Papa Benedetto sorride a mamma e bimbo, in terra d'Africa...

Angelo Scelzo
("Avvenire", 14/7/’09)

È arrivata dopo una lunga attesa, ma la «Caritas in veritate», più passano i giorni e più sembra portare con sé il valore aggiunto di un’esperienza vissuta, di un cammino attraversato come "banco di prova": viene in mente il "pellegrinaggio" di Benedetto XVI in Africa ed è difficile non pensare che proprio quella terra abbia fornito l’"inchiostro" per una "prefazione sul campo", scritta faccia a faccia con una realtà il cui dato essenziale è chiaro da tempo: i conti che non tornano, anche in un’economia di "mercato", riguardano prima di tutto l’uomo. Il fatto che a firmare l’"Enciclica" della "globalizzazione" e della "post-modernità" sia un "Papa-Teologo", rende tutto ancora più significativo: è il fondamento della "dottrina sociale" della Chiesa a incrociarsi oggi, nel suo complesso e aggiornato nei suoi riferimenti storici, sul terreno delle grandi sfide che interessano l’umanità.

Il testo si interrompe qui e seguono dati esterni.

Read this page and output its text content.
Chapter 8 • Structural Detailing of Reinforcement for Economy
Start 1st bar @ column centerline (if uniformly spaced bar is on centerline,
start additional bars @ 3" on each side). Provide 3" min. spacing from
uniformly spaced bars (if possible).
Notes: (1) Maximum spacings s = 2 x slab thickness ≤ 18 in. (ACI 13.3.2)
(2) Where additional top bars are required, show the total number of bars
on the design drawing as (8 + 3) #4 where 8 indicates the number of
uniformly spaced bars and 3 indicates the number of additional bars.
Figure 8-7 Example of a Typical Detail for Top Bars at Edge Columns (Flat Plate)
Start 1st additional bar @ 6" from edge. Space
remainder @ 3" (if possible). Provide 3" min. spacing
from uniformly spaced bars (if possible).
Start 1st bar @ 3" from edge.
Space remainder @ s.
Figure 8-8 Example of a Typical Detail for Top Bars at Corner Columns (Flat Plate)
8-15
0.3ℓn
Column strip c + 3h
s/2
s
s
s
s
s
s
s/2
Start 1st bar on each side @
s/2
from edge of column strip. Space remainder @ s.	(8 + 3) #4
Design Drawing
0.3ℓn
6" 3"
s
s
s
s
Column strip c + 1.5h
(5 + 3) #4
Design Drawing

La Chiesa, con la "Caritas in veritate", ha mostrato, una volta di più, di avere le carte in regola per porsi al di là (e al di sopra) di ogni transito "ideologico" che, per lungo tempo e dalle diverse sponde – dal "capitalismo" al "collettivismo" o al "globalismo" – , si è tenuto sempre alla larga dall’approdo di uno sviluppo fondato sulla persona, centro, a sua volta, di tutto l’agire sociale. Mai come in questo caso il sistema economico appare anche come il "paradigma" degli assetti politici: nessun sistema, senza andare incontro alla "catastrofe" (e all’"auto-estinzione") può mai pensare di mettere da parte i valori dell’uomo. La caduta del "Muro di Berlino" può forse essere richiamata a simbolo della "mutazione-chiave" di questi nostri tempi: il passaggio dalla questione "sociale", fortemente richiamata dalla
«Populorum progressio» alla questione "antropologica" che, in molti modi, sospinta soprattutto dallo sviluppo dei "media", ha già preso fiato, ma è ancora in attesa di prendere anima. Nella visione di Papa Benedetto non esiste, oggi, un impegno più urgente, dal momento che esso chiama in causa, al livello più alto, le risorse della "fede" – che aiutano a scrutare meglio e più a fondo l’uomo – e quelle della "cultura", chiamata a prendere atto che «l’autentico sviluppo dell’uomo riguarda unitariamente la totalità della persona in ogni sua dimensione». In questo senso, la "Caritas in veritate" è anche l’"Enciclica" che ricapitola tutta questa prima parte del "Pontificato" di Benedetto XVI: ripensando ai suoi viaggi – in Africa, ma non solo, se si richiamano gli insegnamenti e perfino le emozioni in "Terra Santa" – o agli incontri con i "Capi di Stato", i "Discorsi", per così dire, ordinari delle "Udienze Generali" o dalla finestra dell’"Angelus" domenicale, ci si accorge dei tanti brani che trovano collocazione in un "Documento", ma innanzitutto, in un piano compiuto. È un "magistero" tutto rivolto all’uomo ma orientato, in tutte le sue dimensioni, dalla parte di Dio. Della "Caritas in veritate" il mondo aveva forse non meno bisogno della Chiesa: e il mondo "globalizzato", in primo luogo, per il quale l’"interdipendenza" rischia di essere una catena più che un legame; l’asse intorno a cui ruotano più "aggrovigliate" che mai le ingiustizie di sempre. La voce di Papa Benedetto, e della Chiesa di questo primo scorcio del "terzo millennio", si leva pacata e solenne al tempo stesso: come a ribadire che tali hanno da essere i toni di "carità" e "verità", insieme.